Top posting as my observations are general and doesn't speak anything specific to the problem at hand, and what are our ideas to improve it.
Thanks Dmitry for a good thread :-)
I will try to break this into a long answer, but will give short answer for question.
Does a single thread user app take a huge benefit from larger RAM/CPU ? - NO.
So, how is distributed storage performance measured? - By running as many threads (and different client mounts) as possible to saturate the n/w on servers.
Let's get to longer look into performance:
First of all, when we talk performance of the local storage Vs network storage Vs distributed storage multiple things needs to be considered:
Local Storage (lets say NVMe/SSD): User App -> Kernel (ie, a syscall) -> Access harddrive. (This is one way, the call returns in the same path).
Network storage (Say NFS): User App -> kernel (nfs client through syscall) -> network call -> Server process (nfsd) -> kernel (syscall on the storage machine) -> Access harddrive (Reverse path also needs to be traversed to complete the call).

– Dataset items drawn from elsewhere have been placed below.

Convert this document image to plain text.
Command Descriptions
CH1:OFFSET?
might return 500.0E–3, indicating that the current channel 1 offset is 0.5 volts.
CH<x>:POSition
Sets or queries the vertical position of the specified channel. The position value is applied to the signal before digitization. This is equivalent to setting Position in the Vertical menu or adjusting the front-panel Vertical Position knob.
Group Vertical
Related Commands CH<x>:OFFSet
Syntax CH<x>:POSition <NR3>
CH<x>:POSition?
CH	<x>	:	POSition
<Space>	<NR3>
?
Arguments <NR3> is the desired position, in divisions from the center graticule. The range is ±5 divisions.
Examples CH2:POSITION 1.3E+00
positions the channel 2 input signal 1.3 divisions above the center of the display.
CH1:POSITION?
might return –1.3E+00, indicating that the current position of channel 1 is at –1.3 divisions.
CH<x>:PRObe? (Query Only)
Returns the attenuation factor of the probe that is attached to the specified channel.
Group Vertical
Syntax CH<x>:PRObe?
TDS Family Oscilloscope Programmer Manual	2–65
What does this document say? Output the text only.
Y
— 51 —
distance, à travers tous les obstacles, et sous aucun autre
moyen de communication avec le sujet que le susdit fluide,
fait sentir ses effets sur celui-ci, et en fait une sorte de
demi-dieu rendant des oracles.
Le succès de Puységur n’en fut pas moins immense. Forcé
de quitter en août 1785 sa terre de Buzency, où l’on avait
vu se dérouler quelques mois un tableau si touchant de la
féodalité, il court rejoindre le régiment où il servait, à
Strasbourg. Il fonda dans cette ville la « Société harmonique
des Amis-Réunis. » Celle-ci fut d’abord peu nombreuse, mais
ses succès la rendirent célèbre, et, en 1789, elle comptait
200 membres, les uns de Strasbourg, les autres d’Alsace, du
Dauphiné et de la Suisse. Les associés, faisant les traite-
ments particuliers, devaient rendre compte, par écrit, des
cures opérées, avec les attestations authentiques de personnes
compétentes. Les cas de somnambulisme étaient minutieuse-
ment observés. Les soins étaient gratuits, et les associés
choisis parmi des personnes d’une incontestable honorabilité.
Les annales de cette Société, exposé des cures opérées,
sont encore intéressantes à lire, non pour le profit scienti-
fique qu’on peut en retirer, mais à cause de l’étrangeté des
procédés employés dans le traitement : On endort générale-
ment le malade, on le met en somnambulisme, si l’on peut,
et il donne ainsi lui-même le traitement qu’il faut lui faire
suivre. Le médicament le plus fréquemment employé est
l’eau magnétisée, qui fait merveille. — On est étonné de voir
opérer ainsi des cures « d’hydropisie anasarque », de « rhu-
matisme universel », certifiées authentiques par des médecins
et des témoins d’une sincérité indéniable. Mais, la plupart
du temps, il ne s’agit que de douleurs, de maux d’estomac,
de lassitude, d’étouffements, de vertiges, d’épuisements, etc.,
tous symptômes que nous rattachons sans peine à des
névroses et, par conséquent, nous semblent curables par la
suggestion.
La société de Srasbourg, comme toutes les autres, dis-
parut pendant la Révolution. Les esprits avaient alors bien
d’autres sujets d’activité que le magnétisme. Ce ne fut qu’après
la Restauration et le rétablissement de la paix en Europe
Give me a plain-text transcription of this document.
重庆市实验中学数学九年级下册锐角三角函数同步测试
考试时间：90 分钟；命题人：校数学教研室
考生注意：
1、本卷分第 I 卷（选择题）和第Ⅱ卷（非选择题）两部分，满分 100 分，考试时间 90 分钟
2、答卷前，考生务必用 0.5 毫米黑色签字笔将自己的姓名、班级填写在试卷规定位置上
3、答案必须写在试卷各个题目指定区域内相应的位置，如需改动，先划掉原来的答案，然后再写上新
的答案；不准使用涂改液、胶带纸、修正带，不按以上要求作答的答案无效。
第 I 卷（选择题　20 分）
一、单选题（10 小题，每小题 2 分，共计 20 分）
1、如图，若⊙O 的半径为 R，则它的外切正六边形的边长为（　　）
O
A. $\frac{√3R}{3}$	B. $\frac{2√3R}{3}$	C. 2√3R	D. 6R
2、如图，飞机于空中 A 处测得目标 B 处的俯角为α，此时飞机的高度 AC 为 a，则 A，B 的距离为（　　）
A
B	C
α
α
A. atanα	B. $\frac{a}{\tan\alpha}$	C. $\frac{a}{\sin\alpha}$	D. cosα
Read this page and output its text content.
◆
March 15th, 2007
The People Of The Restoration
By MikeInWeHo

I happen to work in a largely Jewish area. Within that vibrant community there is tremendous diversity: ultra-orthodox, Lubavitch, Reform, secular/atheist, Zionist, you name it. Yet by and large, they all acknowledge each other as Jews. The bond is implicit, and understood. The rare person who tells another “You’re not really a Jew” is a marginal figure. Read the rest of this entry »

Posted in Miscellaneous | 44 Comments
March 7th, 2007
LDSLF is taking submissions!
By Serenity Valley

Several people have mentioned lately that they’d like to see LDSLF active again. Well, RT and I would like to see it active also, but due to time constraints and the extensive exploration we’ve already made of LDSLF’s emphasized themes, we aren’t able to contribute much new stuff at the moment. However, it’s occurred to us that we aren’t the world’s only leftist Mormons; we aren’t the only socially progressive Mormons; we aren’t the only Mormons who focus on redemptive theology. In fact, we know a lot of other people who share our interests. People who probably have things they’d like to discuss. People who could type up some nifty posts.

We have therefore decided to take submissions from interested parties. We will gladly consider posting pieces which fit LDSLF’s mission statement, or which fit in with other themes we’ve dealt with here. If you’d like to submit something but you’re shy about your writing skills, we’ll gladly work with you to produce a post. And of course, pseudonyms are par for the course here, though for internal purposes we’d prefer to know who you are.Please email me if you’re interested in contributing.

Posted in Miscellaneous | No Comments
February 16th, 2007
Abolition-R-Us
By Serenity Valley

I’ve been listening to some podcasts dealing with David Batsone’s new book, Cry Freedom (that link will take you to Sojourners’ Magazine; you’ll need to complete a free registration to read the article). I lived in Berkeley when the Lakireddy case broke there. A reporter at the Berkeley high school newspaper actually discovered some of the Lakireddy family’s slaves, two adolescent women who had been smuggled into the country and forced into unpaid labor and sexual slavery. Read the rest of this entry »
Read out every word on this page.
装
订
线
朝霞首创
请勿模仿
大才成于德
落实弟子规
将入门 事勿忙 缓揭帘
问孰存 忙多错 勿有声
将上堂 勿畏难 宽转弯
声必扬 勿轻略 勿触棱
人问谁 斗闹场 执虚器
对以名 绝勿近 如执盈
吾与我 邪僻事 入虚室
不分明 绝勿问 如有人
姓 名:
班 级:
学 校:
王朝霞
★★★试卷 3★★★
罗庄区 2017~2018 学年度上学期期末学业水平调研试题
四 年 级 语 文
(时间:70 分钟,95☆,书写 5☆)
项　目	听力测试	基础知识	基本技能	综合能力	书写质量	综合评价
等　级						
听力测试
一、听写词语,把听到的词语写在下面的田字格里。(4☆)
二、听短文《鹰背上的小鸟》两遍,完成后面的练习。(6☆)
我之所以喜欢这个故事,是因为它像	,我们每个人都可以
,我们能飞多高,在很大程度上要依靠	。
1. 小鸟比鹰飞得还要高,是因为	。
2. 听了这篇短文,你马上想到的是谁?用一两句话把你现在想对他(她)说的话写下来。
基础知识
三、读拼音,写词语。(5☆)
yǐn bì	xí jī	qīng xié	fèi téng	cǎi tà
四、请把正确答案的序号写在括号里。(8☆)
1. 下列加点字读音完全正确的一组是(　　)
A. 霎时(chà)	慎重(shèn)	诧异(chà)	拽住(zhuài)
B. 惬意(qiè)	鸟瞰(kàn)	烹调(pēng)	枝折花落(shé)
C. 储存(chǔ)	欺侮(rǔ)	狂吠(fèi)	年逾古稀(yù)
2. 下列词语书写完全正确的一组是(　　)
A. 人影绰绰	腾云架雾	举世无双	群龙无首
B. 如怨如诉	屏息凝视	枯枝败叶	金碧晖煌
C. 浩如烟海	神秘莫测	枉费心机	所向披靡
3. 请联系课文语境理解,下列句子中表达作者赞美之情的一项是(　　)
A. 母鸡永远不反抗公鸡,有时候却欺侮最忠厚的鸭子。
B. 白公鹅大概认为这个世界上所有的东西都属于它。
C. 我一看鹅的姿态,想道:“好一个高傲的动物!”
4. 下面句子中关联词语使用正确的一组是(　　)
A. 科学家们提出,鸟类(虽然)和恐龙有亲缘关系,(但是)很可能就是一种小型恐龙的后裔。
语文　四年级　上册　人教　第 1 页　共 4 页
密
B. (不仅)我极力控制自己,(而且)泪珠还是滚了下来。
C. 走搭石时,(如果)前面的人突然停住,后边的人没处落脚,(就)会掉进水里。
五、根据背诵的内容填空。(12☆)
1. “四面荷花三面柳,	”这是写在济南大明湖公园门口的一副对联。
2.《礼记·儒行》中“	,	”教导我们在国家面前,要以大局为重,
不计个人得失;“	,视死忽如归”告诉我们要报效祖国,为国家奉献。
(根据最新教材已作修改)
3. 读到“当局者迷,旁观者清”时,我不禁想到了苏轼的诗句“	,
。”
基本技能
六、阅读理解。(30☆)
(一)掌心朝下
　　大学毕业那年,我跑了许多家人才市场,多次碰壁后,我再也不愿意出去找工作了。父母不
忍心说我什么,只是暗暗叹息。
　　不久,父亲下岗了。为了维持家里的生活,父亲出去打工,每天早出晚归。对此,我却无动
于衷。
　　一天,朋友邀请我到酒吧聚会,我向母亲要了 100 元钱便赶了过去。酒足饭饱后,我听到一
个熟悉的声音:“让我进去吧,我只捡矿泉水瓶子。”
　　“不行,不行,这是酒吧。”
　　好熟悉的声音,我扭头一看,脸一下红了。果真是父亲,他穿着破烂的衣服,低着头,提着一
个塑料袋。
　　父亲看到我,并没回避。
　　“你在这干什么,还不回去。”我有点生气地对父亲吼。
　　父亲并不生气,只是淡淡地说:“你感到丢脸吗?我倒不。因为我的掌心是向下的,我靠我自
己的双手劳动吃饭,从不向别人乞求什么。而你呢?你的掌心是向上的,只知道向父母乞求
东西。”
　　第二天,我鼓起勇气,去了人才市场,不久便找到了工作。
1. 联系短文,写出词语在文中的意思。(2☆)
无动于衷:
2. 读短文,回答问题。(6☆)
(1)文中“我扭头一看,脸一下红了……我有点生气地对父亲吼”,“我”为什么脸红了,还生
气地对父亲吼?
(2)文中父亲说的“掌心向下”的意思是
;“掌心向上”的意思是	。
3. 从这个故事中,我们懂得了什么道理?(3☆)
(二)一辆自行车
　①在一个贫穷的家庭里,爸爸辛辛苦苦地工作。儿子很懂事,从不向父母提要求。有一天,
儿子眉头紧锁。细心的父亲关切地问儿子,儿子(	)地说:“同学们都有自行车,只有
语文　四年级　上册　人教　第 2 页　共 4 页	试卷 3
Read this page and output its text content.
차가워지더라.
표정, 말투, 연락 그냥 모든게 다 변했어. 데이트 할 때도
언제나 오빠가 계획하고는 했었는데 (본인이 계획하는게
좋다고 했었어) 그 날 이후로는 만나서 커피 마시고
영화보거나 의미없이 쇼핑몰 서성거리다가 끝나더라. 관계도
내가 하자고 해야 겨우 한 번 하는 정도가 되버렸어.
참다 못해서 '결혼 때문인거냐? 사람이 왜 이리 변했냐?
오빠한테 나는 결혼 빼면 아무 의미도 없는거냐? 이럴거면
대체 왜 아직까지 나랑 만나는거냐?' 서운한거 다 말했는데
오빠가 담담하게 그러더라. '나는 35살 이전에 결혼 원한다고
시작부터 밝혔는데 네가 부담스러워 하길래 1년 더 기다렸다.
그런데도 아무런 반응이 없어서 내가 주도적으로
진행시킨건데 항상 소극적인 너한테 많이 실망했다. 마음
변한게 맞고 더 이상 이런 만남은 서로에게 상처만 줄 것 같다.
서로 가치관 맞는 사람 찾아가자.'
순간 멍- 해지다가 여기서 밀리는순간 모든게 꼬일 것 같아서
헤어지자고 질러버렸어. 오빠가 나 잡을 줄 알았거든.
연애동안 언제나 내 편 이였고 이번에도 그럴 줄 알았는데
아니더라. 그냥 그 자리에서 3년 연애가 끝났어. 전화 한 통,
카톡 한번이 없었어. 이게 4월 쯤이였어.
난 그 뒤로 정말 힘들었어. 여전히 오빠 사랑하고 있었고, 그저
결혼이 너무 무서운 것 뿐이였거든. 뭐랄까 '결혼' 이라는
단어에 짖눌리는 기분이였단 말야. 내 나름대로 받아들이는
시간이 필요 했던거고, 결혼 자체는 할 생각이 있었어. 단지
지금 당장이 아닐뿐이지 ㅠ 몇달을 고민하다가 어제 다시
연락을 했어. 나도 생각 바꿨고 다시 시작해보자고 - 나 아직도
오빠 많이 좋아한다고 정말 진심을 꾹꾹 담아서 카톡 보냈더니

Distributed Storage (Say GlusterFS): User App -> Kernel (syscall to fuse) -> glusterfs client (callback from fuse) -> network call -> glusterfsd -> kernel (syscall) -> access to harddrive (reverse path for completing the call).
Historically, Disk and Network were the slowest part here, so the 'kernel' part was almost non-existent as a bottleneck. Gluster did well with aggregation, and a linear performance improvement as long as this was true. Ie, your network and disk were a significant % bottleneck of your storage stack. The linear scale-out is true even today with NVMe and faster networks, but the % difference from that of individual local storage performance to glusterfs performance has increased mainly because of the more layers it traverses now. What we are observing now with 100Gbps network and NVMe drives is, most of the bottlenecks seen in network layer and disk are going away, and the bottleneck is visible in the way we do certain operations inside of glusterfs performance. Of late, we are noticing the bottlenecks are in number of system calls we do as part of a single call user does. For example, if you enable all the features of gluster, a single open call would translate into 10s of calls on the disk (stat()/getxattr(){s}/open(). This results in some delay. Also with a process which utilizes many CPU cores, there is a penalty when synchronization happens (and being distributed, multi threaded, multi client architecture, glusterfs uses multiple locks).
We are working towards a unified caching translator, which would reduce access to disk, which means we reduce many systemcalls made to disk. Also we are aware network layer is a bottleneck (with XDR formating and the way we process RPC packages). But taking up network layer optimizations (and also use RDMA effectively) is a larger task. We are looking for volunteers to pick up this network enhancement task which would benefit a lot.
Now, coming back to the subject, more the CPUs, same test is showing lesser performance gain because your locks would be taking more % bottleneck than in your Laptop. Can you try running the same test with restricting the number of Cores the glusterfsd uses to 4 and retry the test?
Regards,
Amar
On Fri, Nov 27, 2020 at 11:23 AM Dmitry Antipov <dmantipov@xxxxxxxxx> wrote:
On 11/26/20 8:14 PM, Gionatan Danti wrote:
> So I think you simply are CPU limited. I remember doing some tests with loopback RAM disks and finding that Gluster used 100% CPU (ie: full load on an entire core) when doing 4K random writes. Side
> note: using synchronized (ie: fsync) 4k writes, I only get ~600 IOPs even when running both bricks on the same machine and backing them with RAM disks (in other words, with no network or disk
> bottleneck).
Thanks, it seems you're right. Running local replica 3 volume on 3x1Gb ramdisks, I'm seeing:
top - 08:44:35 up 1 day, 11:51, 1 user, load average: 2.34, 1.94, 1.00
Tasks: 237 total, 2 running, 235 sleeping, 0 stopped, 0 zombie
%Cpu(s): 38.7 us, 29.4 sy, 0.0 ni, 23.6 id, 0.0 wa, 0.4 hi, 7.9 si, 0.0 st
MiB Mem : 15889.8 total, 1085.7 free, 1986.3 used, 12817.8 buff/cache
MiB Swap: 0.0 total, 0.0 free, 0.0 used. 12307.3 avail Mem
PID USER PR NI VIRT RES SHR S %CPU %MEM TIME+ COMMAND
63651 root 20 0 664124 41676 9600 R 166.7 0.3 0:24.20 fio
63282 root 20 0 1235336 21484 8768 S 120.4 0.1 2:43.73 glusterfsd
63298 root 20 0 1235368 20512 8856 S 120.0 0.1 2:42.43 glusterfsd
63314 root 20 0 1236392 21396 8684 S 119.8 0.1 2:41.94 glusterfsd
So, 32-core server-class system with a lot of RAM can't perform much faster for an
individual I/O client - it just scales better if there are a lot of clients, right?